Njonga’s NGO is currently waging a campaign for Cameroonians to realize the right to choose what they eat, and to eat what they produce. This effort will entail new resources directed to agriculture, infrastructure and governance-related initiatives that enable Cameroonians to recapture their historic dietary diversity. According to a recent scholarly article, one contributor to the International Assessment of Agricultural Knowledge, Science and Technology (IAASTD) has shown that a “half-hectare plot in Thailand can grow 70 species of vegetables, fruits and herbs, providing far better nutrition and feeding more people than a half-hectare plot of high-yielding rice.“ Could Cameroon draw lessons for a less rice-centric future from this example?

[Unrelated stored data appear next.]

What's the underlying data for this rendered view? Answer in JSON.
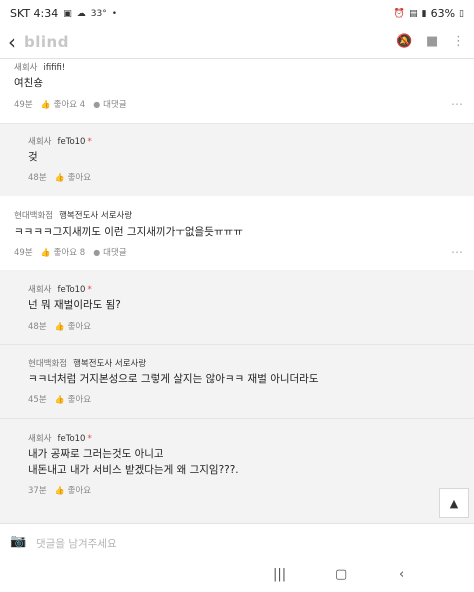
{
  "status": {
    "carrier_time": "SKT 4:34",
    "temp": "33°",
    "battery": "63%"
  },
  "header": {
    "logo": "blind"
  },
  "comments": [
    {
      "company": "새회사",
      "nick": "ifififi!",
      "star": "",
      "text": "여친숑",
      "time": "49분",
      "like": "좋아요 4",
      "reply": "대댓글"
    },
    {
      "company": "새회사",
      "nick": "feTo10",
      "star": "*",
      "text": "겆",
      "time": "48분",
      "like": "좋아요"
    },
    {
      "company": "현대백화점",
      "nick": "행복전도사 서로사랑",
      "star": "",
      "text": "ㅋㅋㅋㅋ그지새끼도 이런 그지새끼가ㅜ없을듯ㅠㅠㅠ",
      "time": "49분",
      "like": "좋아요 8",
      "reply": "대댓글"
    },
    {
      "company": "새회사",
      "nick": "feTo10",
      "star": "*",
      "text": "넌 뭐 재벌이라도 됨?",
      "time": "48분",
      "like": "좋아요"
    },
    {
      "company": "현대백화점",
      "nick": "행복전도사 서로사랑",
      "star": "",
      "text": "ㅋㅋ너처럼 거지본성으로 그렇게 살지는 않아ㅋㅋ 재벌 아니더라도",
      "time": "45분",
      "like": "좋아요"
    },
    {
      "company": "새회사",
      "nick": "feTo10",
      "star": "*",
      "text1": "내가 공짜로 그러는것도 아니고",
      "text2": "내돈내고 내가 서비스 받겠다는게 왜 그지임???.",
      "time": "37분",
      "like": "좋아요"
    }
  ],
  "input": {
    "placeholder": "댓글을 남겨주세요"
  }
}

Moving forward, the Government of Cameroon should attempt to understand similar stories that challenge traditional notions of productivity, as it seeks to enable citizens to exercise control over diets and protect them from volatile world commodity prices. An effort to assess the applicability of new perspectives on sustainable agriculture could help the government to move beyond the conventional perspective on agricultural investment it recently articulated in a four-page advertisement in a Financial Times’ special report. In presenting the country’s agricultural future as a choice between extensive and intensive growth, the ad ignored a third way forward that IAASTD contributors and other agro-ecologists have been advocating for decades.

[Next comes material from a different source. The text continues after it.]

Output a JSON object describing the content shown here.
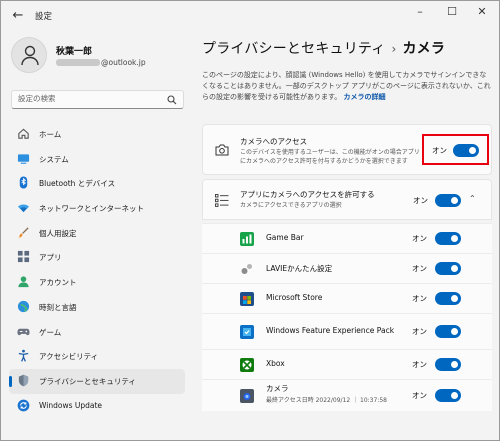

If rice prices do indeed rise over the coming months, the government will need to redouble its efforts to eliminate the de facto policy of letting Cameroonians eat increasing amounts of imported rice. Citizens were once able to choose rice when they wanted, and the political will to once again enable real choices at the market is currently lacking. Perhaps it will be found as more evidence of the environmental, health and social benefits of food sovereignty continues to emerge.

Adam Sneyd holds an Africa Initiative research grant and is an assistant professor of international political economy and development at the University of Guelph. He recently concluded new field research into food security in Cameroon and the results of his work will be published in early 2013.